Mulatu Astatke, Jazz Café | reviews, news & interviews
Mulatu Astatke, Jazz Café
Mulatu Astatke, Jazz Café
Thrilling, mysterious, seductive jazz from a parallel universe
Mulatu Astatke has carved out a particular niche within music. He is a one-off purveyor of what Brian Eno called “jazz from another planet”, smoky, mysterious and playful. He’s about the only artist you could describe as both transcendent and sleazy. The sleazy bit is mainly due to the colours of the horns and vibraphone, suggesting a less than salubrious nightclub, and he himself has something of the demeanour of a lounge lizard.
He studied classical music at Trinity College in London at more or less the same time as that other musical visionary, Fela Kuti ( I’d pay to watch a docudrama of those days in the dim and distant early 1960s). After than he returned to Ethiopia and played a lot of hotel clubs and forged his own style, as distinctive as Kuti’s Afro-beat.
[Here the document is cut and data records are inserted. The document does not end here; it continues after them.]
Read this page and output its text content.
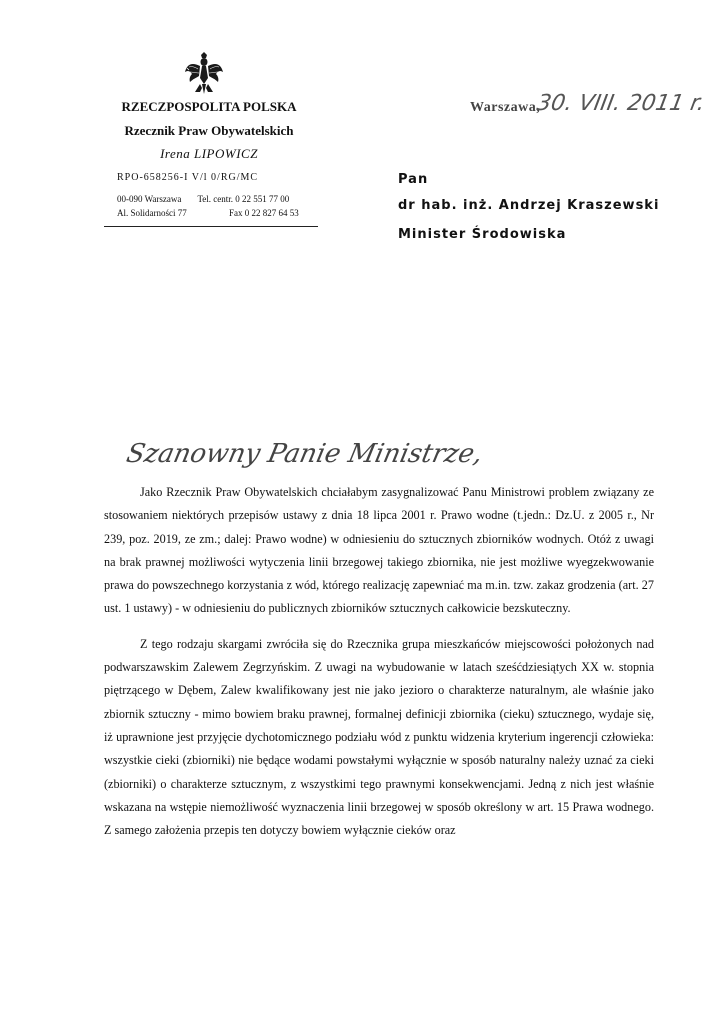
RZECZPOSPOLITA POLSKA
Rzecznik Praw Obywatelskich
Irena LIPOWICZ
RPO-658256-I V/l 0/RG/MC
00-090 Warszawa Tel. centr. 0 22 551 77 00
Al. Solidarności 77	Fax 0 22 827 64 53
Warszawa,
30. VIII. 2011 r.
Pan
dr hab. inż. Andrzej Kraszewski
Minister Środowiska
Szanowny Panie Ministrze,

Jako Rzecznik Praw Obywatelskich chciałabym zasygnalizować Panu Ministrowi problem związany ze stosowaniem niektórych przepisów ustawy z dnia 18 lipca 2001 r. Prawo wodne (t.jedn.: Dz.U. z 2005 r., Nr 239, poz. 2019, ze zm.; dalej: Prawo wodne) w odniesieniu do sztucznych zbiorników wodnych. Otóż z uwagi na brak prawnej możliwości wytyczenia linii brzegowej takiego zbiornika, nie jest możliwe wyegzekwowanie prawa do powszechnego korzystania z wód, którego realizację zapewniać ma m.in. tzw. zakaz grodzenia (art. 27 ust. 1 ustawy) - w odniesieniu do publicznych zbiorników sztucznych całkowicie bezskuteczny.

Z tego rodzaju skargami zwróciła się do Rzecznika grupa mieszkańców miejscowości położonych nad podwarszawskim Zalewem Zegrzyńskim. Z uwagi na wybudowanie w latach sześćdziesiątych XX w. stopnia piętrzącego w Dębem, Zalew kwalifikowany jest nie jako jezioro o charakterze naturalnym, ale właśnie jako zbiornik sztuczny - mimo bowiem braku prawnej, formalnej definicji zbiornika (cieku) sztucznego, wydaje się, iż uprawnione jest przyjęcie dychotomicznego podziału wód z punktu widzenia kryterium ingerencji człowieka: wszystkie cieki (zbiorniki) nie będące wodami powstałymi wyłącznie w sposób naturalny należy uznać za cieki (zbiorniki) o charakterze sztucznym, z wszystkimi tego prawnymi konsekwencjami. Jedną z nich jest właśnie wskazana na wstępie niemożliwość wyznaczenia linii brzegowej w sposób określony w art. 15 Prawa wodnego. Z samego założenia przepis ten dotyczy bowiem wyłącznie cieków oraz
It was Jim Jarmusch’s 2005 film Broken Flowers that made his name - that and the excellent cult album series Ethiopiques. The transcendent element is that the music jolts you out of conventional perception, wakes you up and makes you look at everything from a new angle. At a sold-out Jazz Café, Astatke peppered his set with a couple of tracks from the film which have become classics in their way: “Yekermo Sew” and “Yegelle Tezeta” were the musical cornerstones of the evening.
Like any adventurous musician, Astatke doesn't want to stay still and some the newer material worked, other numbers were more rambling and improvised, which at times lost the attention of the audience. It was as though an artist with a singular style has suddenly gone off-piste. Imagine Bridget Riley suddenly filling her next show with psychedelic watercolours mixed with her usual style. The colliding aesthetic caused some jarring of gears.
He has rounded up some first-rate musicians for his band, and the brass section of James Arben and Bryon Wallen were top-notch as was the cellist Danny Keane, even though as a unit they were not quite as tight as last year’s concert at the Southbank.
The overall effect remains of a true original at the peak of his powers, even though Astatke is approaching his seventies. If there was another pop cultural reference to be reminded of, it was the TV series Twin Peaks and you could imagine this music in a remake - slightly sinister, mysterious but wonderfully fresh and thrillingly seductive.